Israelis – including family members of British Jews – will be very reluctant to visit the UK. A Labour government might well reverse the changes to Universal Jurisdiction introduced by the Conservatives to stop the possibility of Israelis who have served with the IDF (almost all of them) being arrested when they land at a UK airport. Israeli arts groups (eg Habima, Batsheva, Israel Philharmonic) will no longer tour to the UK (truth is, they have already stopped coming; the last visit was seven years ago when Habima performed a wonderful ‘Merchant of Venice’ at the Globe).
British Jews who openly support Israel would become Pariahs. They will find themselves rejected for all public sector appointments and all university jobs. Those in jobs will be ostracised by their colleagues and their children will be bullied at school. Their homes could be targeted by far Left mobs.
The need for security of Jewish schools and synagogues will increase under a Corbyn-led government but with the economy hit by Labour’s profligate spending, there will be strong pressure to cut government grants for security of these institutions.
Universities are the hub of anti-Israel sentiment and under Labour this will intensify. Only five universities have adopted the IHRA definition of antisemitism. They will feel free to ignore it and no more will adopt it. Antisemitic meetings will mushroom with administrations no longer considering that they violate a modified Prevent programme. Pro-Israel speakers on the other hand will be banned as extremists. Most if not all Jewish Societies will ban any discussion of Israel. Jewish Year 12 students will not feel comfortable applying to any UK University.
The anti-extremism Prevent programme would be modified to include anti-Zionism and watered down so that few far Left and Islamist extremists would be identified and deradicalised. Together with the ending of Israeli security cooperation which would follow a break in diplomatic relations, this would mean that terrorist outrages would increase, particularly targeted at Jews.

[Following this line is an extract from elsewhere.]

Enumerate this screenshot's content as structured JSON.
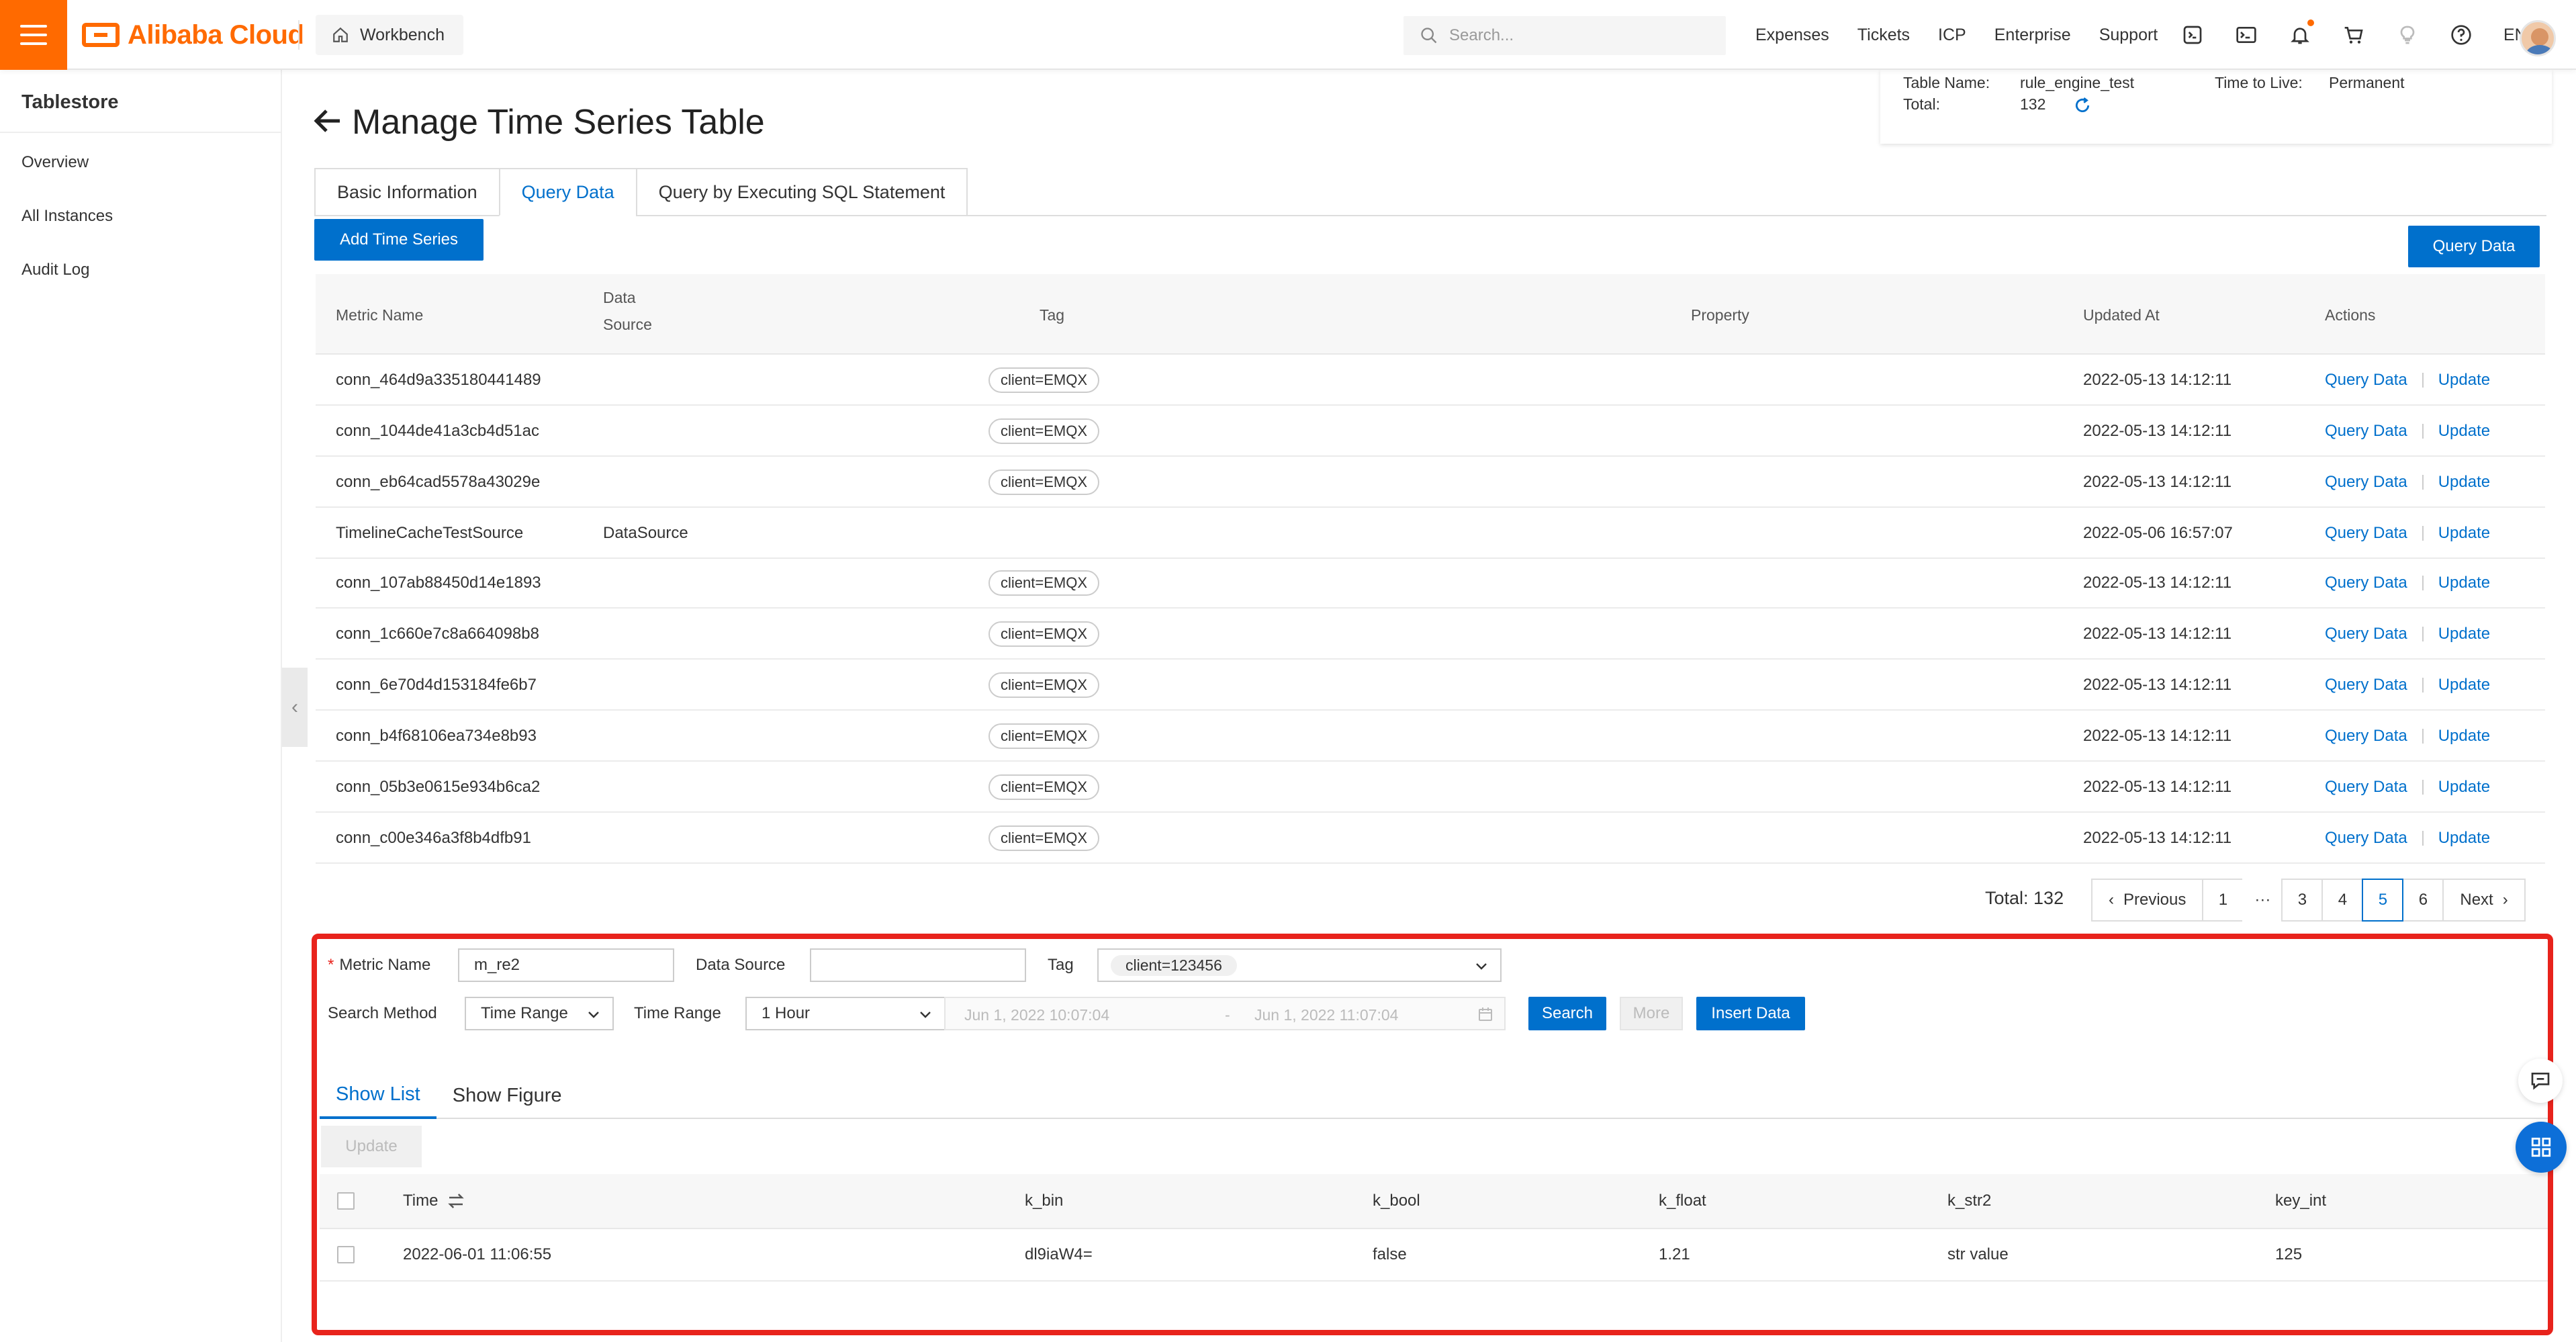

Interfaith bodies would no longer recognise Jews as a minority to be included, due to the near universal support of Jews for Israel.
The spread of IHRA acceptance by local authorities would come to a halt. In any case IHRA will no longer be respected, with local authorities seeing nothing amiss in having their building used for antisemitic meetings.
In short, a normal life will become impossible for many UK Jews and many will leave.
Speaking about antisemitism, the great Isaiah Berlin said ‘Before the War we were sleepwalkers, now we are insomniacs’. I don’t believe these predictions are those of an insomniac. But there is still time to avert what would be a tragedy for UK Jewry and indeed for the UK. Unless they are in a ‘safe’ Conservative constituency (defined as a majority of at least 18,000 (unlike Finchley and Golders Green!)); unless they are in a LibDem constituency where Labour is at least 12,000 votes behind; unless they are in a Labour constituency where the LibDems are in second place and the Conservatives are at least 12,000 votes behind them – voters must vote Conservative. This is the only way to avert a Labour win – and I say this as someone who has campaigned long and hard for the UK to remain in the EU. I like Jo Swinson but only a naive fool believes that ‘in the national interest’ to avoid a hung Parliament she would not support Corbyn on a case-by-case basis.
The prospect of a racist in Downing Street trumps all – even countering Brexit. It is existential. Brexit is terrible but it isn’t existential.
A friend in Israel mentions that another important issue -widely discussed in Israeli business circles – is the possibility of closing off the London Debt and Equity markets to Israeli companies.